La boule lyonnaise, c'est quoi exactement ?
Ne dites surtout pas à Robert qu'il joue à la pétanque. Vous risqueriez de vous faire recadrer plus ou moins poliment.Confondre la Lyonnaise avec la pétanque, c'est comme mélanger la belote et le tarot, les torchons et les serviettes. Un blasphème.
" C'est une discipline sportive de haut niveau de lancer " Robert Verdier, président du CBD
Aussi appelée sport-boules, la boule Lyonnaise se distingue effectivement de la pétanque sur bien des aspects. Il ne s'agit pas d'un loisir de vacanciers mais d'un sport. Le président insiste : " C'est une discipline sportive de haut niveau de lancer dans laquelle on tire en course d'élan ou en course continue. L'objectif final c'est la performance en précision. Elle sollicite de nombreuses capacités physiques, énergétiques et techniques".
La discipline est devenue un sport en tant que tel à partir de 1850 . Pour Marie - Françoise le Dantec, responsable de l'arbitrage pour cette édition 2023, cela s'explique par le fait que " les terrains de boules originels ont petit à petit dû déménager dans les stades sportifs ce qui les a forcément rapprochés du milieu de la compétition". Du coup ce sport, qui s'inscrit dans un championnat international comme n'importe quel autre sport, "ne se joue pas n'importe où et il est bien plus normé et cadré que ne l'est la pétanque".

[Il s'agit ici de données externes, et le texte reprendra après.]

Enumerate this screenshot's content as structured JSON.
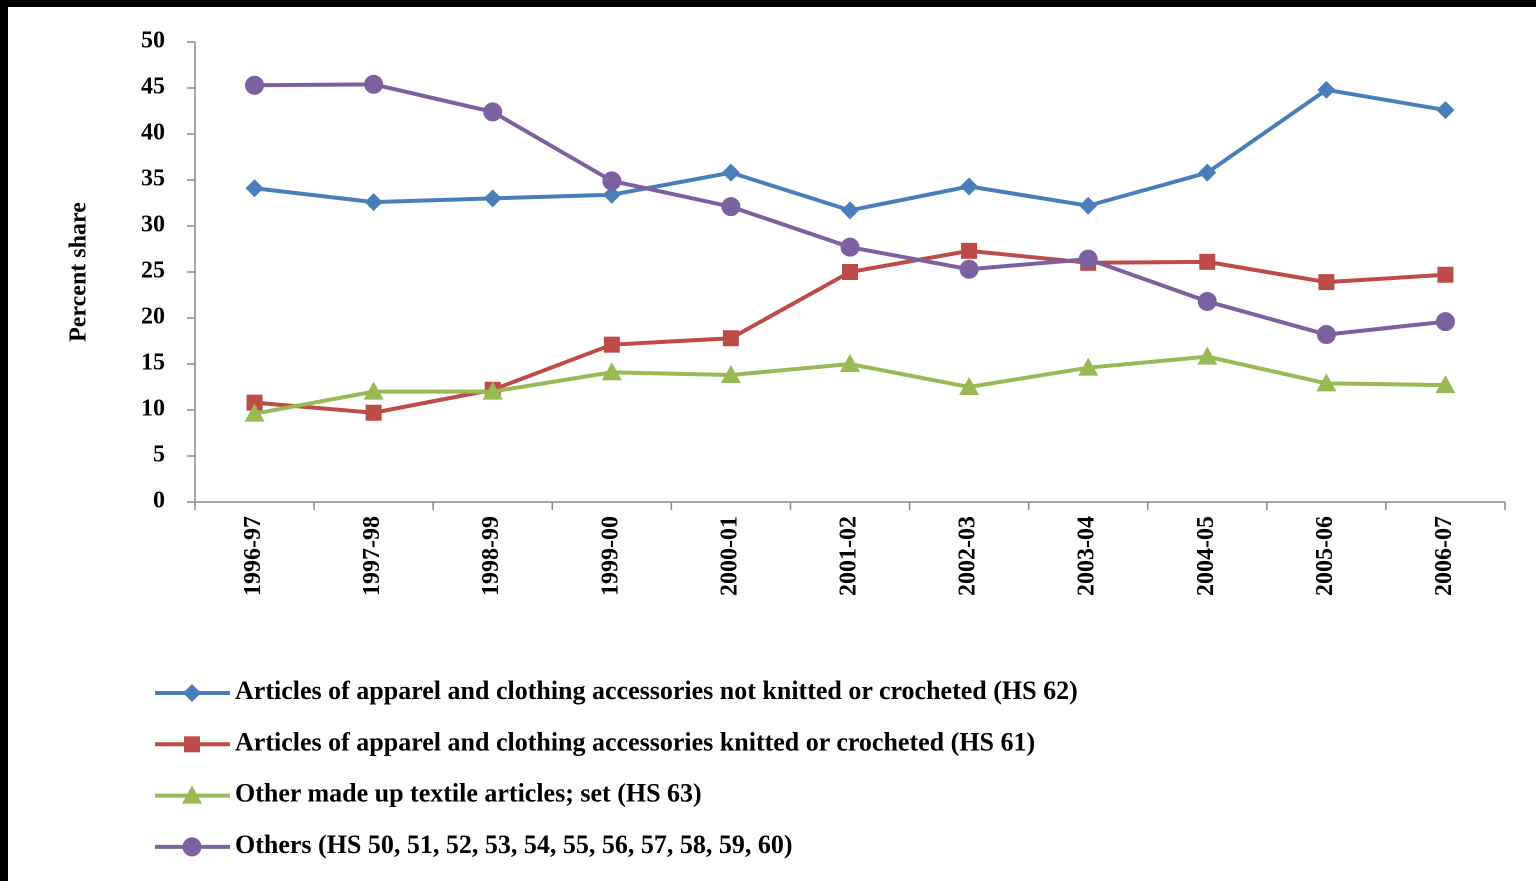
{
  "chart_data": {
    "type": "line",
    "y_label": "Percent share",
    "categories": [
      "1996-97",
      "1997-98",
      "1998-99",
      "1999-00",
      "2000-01",
      "2001-02",
      "2002-03",
      "2003-04",
      "2004-05",
      "2005-06",
      "2006-07"
    ],
    "series": [
      {
        "name": "Articles of apparel and clothing accessories not knitted or crocheted (HS 62)",
        "color": "#4a7ebb",
        "marker": "diamond",
        "values": [
          34.1,
          32.6,
          33.0,
          33.4,
          35.8,
          31.7,
          34.3,
          32.2,
          35.8,
          44.8,
          42.6
        ]
      },
      {
        "name": "Articles of apparel and clothing accessories knitted or crocheted (HS 61)",
        "color": "#be4b48",
        "marker": "square",
        "values": [
          10.8,
          9.7,
          12.2,
          17.1,
          17.8,
          25.0,
          27.3,
          26.0,
          26.1,
          23.9,
          24.7
        ]
      },
      {
        "name": "Other made up textile articles; set (HS 63)",
        "color": "#98b954",
        "marker": "triangle",
        "values": [
          9.6,
          12.0,
          12.0,
          14.1,
          13.8,
          15.0,
          12.5,
          14.6,
          15.8,
          12.9,
          12.7
        ]
      },
      {
        "name": "Others (HS 50, 51, 52, 53, 54, 55, 56, 57, 58, 59, 60)",
        "color": "#7d60a0",
        "marker": "circle",
        "values": [
          45.3,
          45.4,
          42.4,
          34.9,
          32.1,
          27.7,
          25.3,
          26.4,
          21.8,
          18.2,
          19.6
        ]
      }
    ],
    "ylim": [
      0,
      50
    ],
    "yticks": [
      0,
      5,
      10,
      15,
      20,
      25,
      30,
      35,
      40,
      45,
      50
    ]
  }
}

" Les règles de la boule lyonnaise sont très précises, (...) du coup son terrain doit être délimité en conséquence " Marie-Françoise Le Dantec, arbitre
L'arbitre poursuit : " Chez nous, on ne parle pas de cochonnet. Le principe du jeu est de placer les boules le plus près possible d'un objectif, qu'on appelle le but. L'adversaire essaie ensuite à son tour de placer les siennes encore encore plus près de ce but ou d'enlever celles qui le gênent"
Jusqu'ici ça ressemble quand même beaucoup à la pétanque. On vise, on tire ou on pointe. Sauf que, insiste Marie-Françoise Le Dantec, " les règles de la boule lyonnaise sont très précises en ce qui concerne le tir et le marquage de boules et du coup son terrain doit être délimité en conséquence, contrairement à la pétanque à laquelle on peut jouer presque n'importe où. La gestuelle des joueurs n'a rien à voir non plus avec celle de la pétanque. Au sport-boules, les participants ont le droit de courir sur une distance de 7,5 m de long, alors qu'à la pétanque ils restent fixes, dans un périmètre limité".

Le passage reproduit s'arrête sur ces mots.